Seven years ago, The Rockefeller Foundation was beginning to notice a disturbing trend: while the private sector was getting more intentional and strategic about embedding innovation into its operations, the social sector—including philanthropy—was shying away from its roots of experimentation and risk. Innovation is an equally major driving force in both global economic growth and development. But while commercial companies were seeing innovation as critical to their bottom line—innovate or die—actors focused on development for the poorest or most vulnerable weren’t as able to see the direct line from investment in innovation to impact.
“Innovation is a major driving force in both global economic growth and development.“
And so in 2007, The Rockefeller Foundation created a funding initiative to catalyse greater experimentation with and adoption of models to generate innovations—products, services, and behaviors—that could accelerate the pace and impact of development efforts. We set about testing several models that had proven viable in the private sector, including crowdsourcing, user-led innovation, and user-centered design thinking. For example, our funding enabled Ashoka to create its Changemakers platform and it helped the thinkers behind ‘Positive Deviance’ to spread their approach more widely. The aim was to make the process of innovating intentional and create a balance of projects that focus on incremental improvements and those that have the potential for transformational social change.

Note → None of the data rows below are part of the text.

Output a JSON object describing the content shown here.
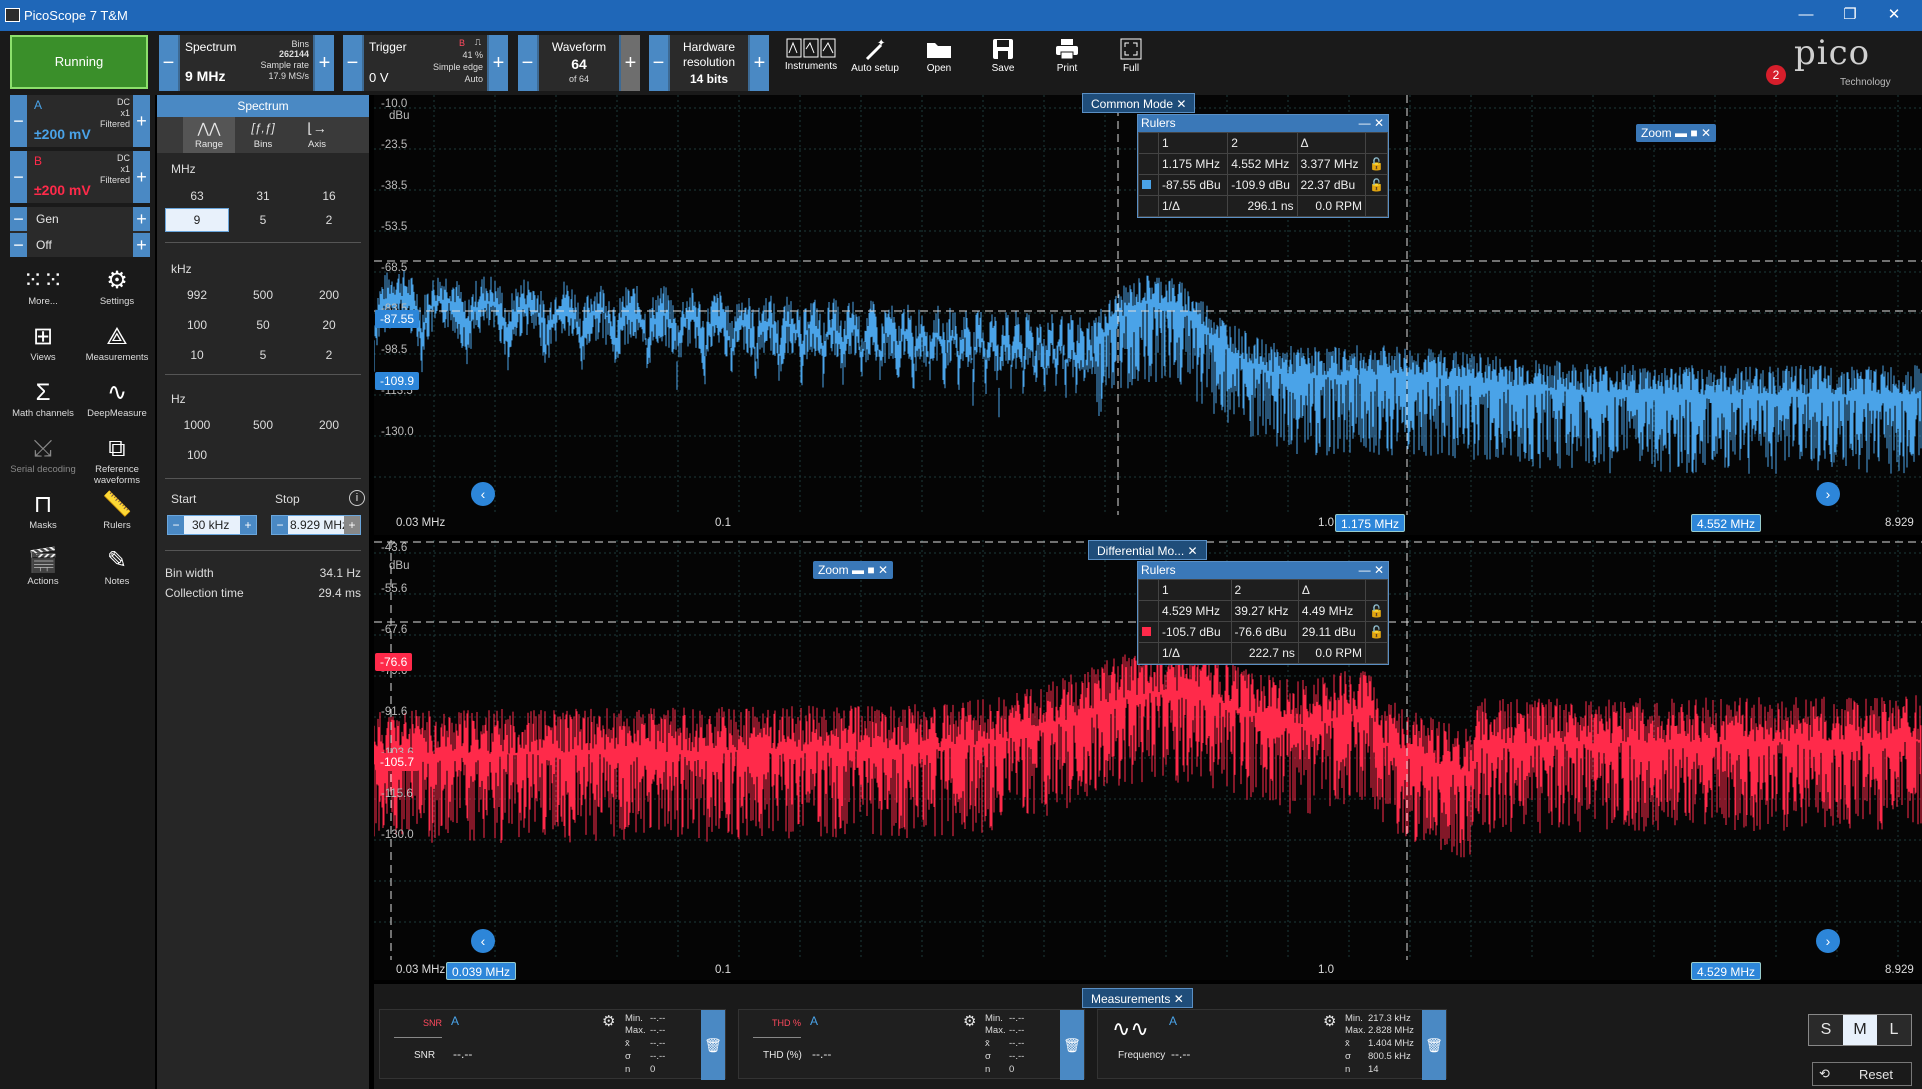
{
  "app": {
    "title": "PicoScope 7 T&M"
  },
  "toolbar": {
    "run_state": "Running",
    "spectrum": {
      "label": "Spectrum",
      "value": "9 MHz",
      "bins_label": "Bins",
      "bins": "262144",
      "sample_rate_label": "Sample rate",
      "sample_rate": "17.9 MS/s"
    },
    "trigger": {
      "label": "Trigger",
      "value": "0 V",
      "channel": "B",
      "percent": "41 %",
      "type": "Simple edge",
      "mode": "Auto"
    },
    "waveform": {
      "label": "Waveform",
      "value": "64",
      "sub": "of 64"
    },
    "resolution": {
      "label1": "Hardware",
      "label2": "resolution",
      "value": "14 bits"
    },
    "tools": [
      {
        "label": "Instruments"
      },
      {
        "label": "Auto setup"
      },
      {
        "label": "Open"
      },
      {
        "label": "Save"
      },
      {
        "label": "Print"
      },
      {
        "label": "Full"
      }
    ],
    "logo_text": "pico",
    "logo_sub": "Technology",
    "notification_count": "2"
  },
  "channels": [
    {
      "name": "A",
      "coupling": "DC",
      "probe": "x1",
      "filter": "Filtered",
      "range": "±200 mV",
      "color": "#4aa3e8"
    },
    {
      "name": "B",
      "coupling": "DC",
      "probe": "x1",
      "filter": "Filtered",
      "range": "±200 mV",
      "color": "#ff2a4a"
    }
  ],
  "gen": {
    "label": "Gen",
    "state": "Off"
  },
  "sidebar_tools": [
    {
      "label": "More...",
      "icon": "grid-dots-icon"
    },
    {
      "label": "Settings",
      "icon": "gear-icon"
    },
    {
      "label": "Views",
      "icon": "views-icon"
    },
    {
      "label": "Measurements",
      "icon": "measurements-icon"
    },
    {
      "label": "Math channels",
      "icon": "sigma-icon"
    },
    {
      "label": "DeepMeasure",
      "icon": "deepmeasure-icon"
    },
    {
      "label": "Serial decoding",
      "icon": "serial-icon"
    },
    {
      "label": "Reference waveforms",
      "icon": "reference-icon"
    },
    {
      "label": "Masks",
      "icon": "masks-icon"
    },
    {
      "label": "Rulers",
      "icon": "rulers-icon"
    },
    {
      "label": "Actions",
      "icon": "actions-icon"
    },
    {
      "label": "Notes",
      "icon": "notes-icon"
    }
  ],
  "spectrum_panel": {
    "title": "Spectrum",
    "tabs": [
      "Range",
      "Bins",
      "Axis"
    ],
    "mhz_label": "MHz",
    "mhz": [
      "63",
      "31",
      "16",
      "9",
      "5",
      "2"
    ],
    "mhz_selected": "9",
    "khz_label": "kHz",
    "khz": [
      "992",
      "500",
      "200",
      "100",
      "50",
      "20",
      "10",
      "5",
      "2"
    ],
    "hz_label": "Hz",
    "hz": [
      "1000",
      "500",
      "200",
      "100"
    ],
    "start_label": "Start",
    "stop_label": "Stop",
    "start": "30 kHz",
    "stop": "8.929 MHz",
    "bin_width_label": "Bin width",
    "bin_width": "34.1 Hz",
    "collection_time_label": "Collection time",
    "collection_time": "29.4 ms"
  },
  "scope1": {
    "title": "Common Mode",
    "unit": "dBu",
    "y_ticks": [
      "-10.0",
      "-23.5",
      "-38.5",
      "-53.5",
      "-68.5",
      "-83.5",
      "-98.5",
      "-113.5",
      "-130.0"
    ],
    "x_ticks": [
      "0.03 MHz",
      "0.1",
      "1.0",
      "8.929"
    ],
    "ruler_h1": "-87.55",
    "ruler_h2": "-109.9",
    "ruler_v1": "1.175 MHz",
    "ruler_v2": "4.552 MHz",
    "rulers": {
      "title": "Rulers",
      "c1": "1",
      "c2": "2",
      "c3": "Δ",
      "r1": [
        "1.175 MHz",
        "4.552 MHz",
        "3.377 MHz"
      ],
      "r2": [
        "-87.55 dBu",
        "-109.9 dBu",
        "22.37 dBu"
      ],
      "r3": [
        "1/Δ",
        "296.1 ns",
        "0.0 RPM"
      ]
    },
    "zoom": "Zoom",
    "chart_data": {
      "type": "line",
      "series": [
        {
          "name": "A",
          "color": "#4aa3e8"
        }
      ],
      "xlim": [
        0.03,
        8.929
      ],
      "ylim": [
        -140,
        -10
      ],
      "xscale": "log"
    }
  },
  "scope2": {
    "title": "Differential Mo...",
    "unit": "dBu",
    "y_ticks": [
      "-43.6",
      "-55.6",
      "-67.6",
      "-79.6",
      "-91.6",
      "-103.6",
      "-115.6",
      "-130.0"
    ],
    "x_ticks": [
      "0.03 MHz",
      "0.1",
      "1.0",
      "8.929"
    ],
    "ruler_h1": "-76.6",
    "ruler_h2": "-105.7",
    "ruler_v1": "0.039 MHz",
    "ruler_v2": "4.529 MHz",
    "rulers": {
      "title": "Rulers",
      "c1": "1",
      "c2": "2",
      "c3": "Δ",
      "r1": [
        "4.529 MHz",
        "39.27 kHz",
        "4.49 MHz"
      ],
      "r2": [
        "-105.7 dBu",
        "-76.6 dBu",
        "29.11 dBu"
      ],
      "r3": [
        "1/Δ",
        "222.7 ns",
        "0.0 RPM"
      ]
    },
    "zoom": "Zoom",
    "chart_data": {
      "type": "line",
      "series": [
        {
          "name": "B",
          "color": "#ff2a4a"
        }
      ],
      "xlim": [
        0.03,
        8.929
      ],
      "ylim": [
        -140,
        -43.6
      ],
      "xscale": "log"
    }
  },
  "measurements": {
    "title": "Measurements",
    "cards": [
      {
        "name": "SNR",
        "channel": "A",
        "value": "--.--",
        "min": "--.--",
        "max": "--.--",
        "mean": "--.--",
        "sigma": "--.--",
        "n": "0"
      },
      {
        "name": "THD (%)",
        "channel": "A",
        "value": "--.--",
        "min": "--.--",
        "max": "--.--",
        "mean": "--.--",
        "sigma": "--.--",
        "n": "0"
      },
      {
        "name": "Frequency",
        "channel": "A",
        "value": "--.--",
        "min": "217.3 kHz",
        "max": "2.828 MHz",
        "mean": "1.404 MHz",
        "sigma": "800.5 kHz",
        "n": "14"
      }
    ],
    "stat_labels": {
      "min": "Min.",
      "max": "Max.",
      "mean": "x̄",
      "sigma": "σ",
      "n": "n"
    },
    "sizes": [
      "S",
      "M",
      "L"
    ],
    "reset": "Reset"
  }
}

Through the evaluation of this initiative we found that there was considerable spread of these innovation methods—an increase in crowd-sourcing and crowd-funding platforms, and an upsurge in applying design thinking for social benefit. But a question started to nag: Who in development would actually take up these methods? We found that many of the organization’s best positioned to facilitate large-scale progress in development did not have the capacity to rapidly adapt and innovate on existing models. Meanwhile, non-governmental organisations (NGOs) that are experienced at service delivery, program oversight, and project management might not have a culture of trial and error. Rather, they are incentivised to achieve efficiency and outputs, and the practice of innovation requires different incentives.
Therefore, in order to test the benefits of innovation at scale, we had to think differently about capacity development, accountability and metrics for innovation in development. A key part of that is enabling experienced change agents to find productive ways to test or use innovation tools to help poor or vulnerable people. That’s why The Rockefeller Foundation is thrilled to partner with Nesta on the DIY Toolkit. With this new resource, NGO staff members, social entrepreneurs, and systems entrepreneurs in government will all be able to find something of value based on a particular social challenge or question at any given time.
Of course, innovation shouldn’t be privileged over activity that creates the most significant or widespread impact already, so each organisation will have different innovation needs to complement existing practice. The toolkit was designed to be accessible in this way, matching innovation resources with practical needs.
The increasing availability of tools such as DIY will ensure social sector organisations and networks will have the knowledge and capacity to address existing problems more effectively and create solutions to problems yet unknown. That’s the power of innovation—and by doing what the social sector does best—take risks, invest in good ideas, and then bring to those ideas to scale we can make better on our own bottom line: improvements in people’s lives worldwide.